Very short peptides with stable folds: Building on the interrelationship of Trp/Trp, Trp/cation, and Trp/backbone-amide interaction geometries

By combining a favorable turn sequence with a turn flanking Trp/Trp interaction and a C-terminal H-bonding interaction between a backbone amide and an i-2 Trp ring, a particularly stable (Delta G(U) > 7 kJ/mol) truncated hairpin, Ac-WI-(D-Pro-D-Asn)-KWTG-NH2, results. In this construct and others with a W-(4-residue turn)-W motif in severely truncated hairpins, the C-terminal Trp is the edge residue in a well-defined face-to-edge (FtE) aryllaryl interaction. Longer hairpins and those with six-residue turns retain the reversed edge-to-face (EtF) Trp/Trp geometry first observed for the trpzip peptides. Mutational studies suggest that the W-(4-residue turn)-W interaction provides at least 3 kJ/mol of stabilization in excess of that due to the greater beta-propensity of Trp. The beta-propensity of Trp is context dependent, but for the systems studied, always greater than that of Thr (by 0.4-4.7 kJ/mol). At nonH-bonded positions remote from the turn, two alternative EtF geometries are observed and there is no evidence of additional stabilization due to the Trp/Trp interaction. The NMR structuring shift diagnostics of EtF Trp/Trp, Trp/Lys pi-cation, and Trp/Gly-H-N interactions have been defined.

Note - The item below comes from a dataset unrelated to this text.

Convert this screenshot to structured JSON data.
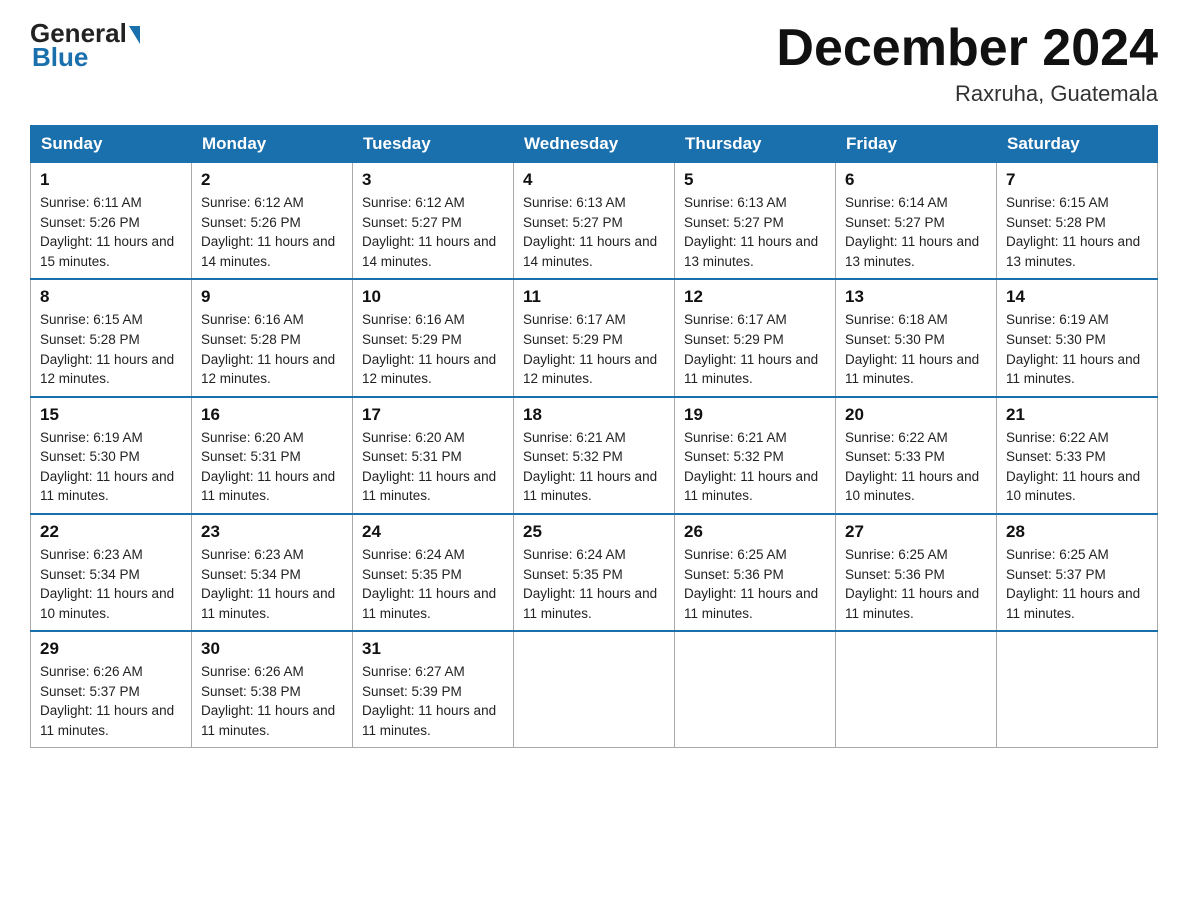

The latter can give rise to >3 ppm upfield shifts for the Gly-H-N in -WX(n)G- units both in turns (n = 2) and at the C-termini (n = 1) of hairpins. Terminal YTG units result in somewhat smaller shifts (extrapolated to 2 ppm for 100% folding). In peptides with both the EtF and FtE W/W interaction geometries, Trp to Tyr mutations indicate that Trp is the preferred face residue in aryl/aryl pairings, presumably because of its greater pi basicity.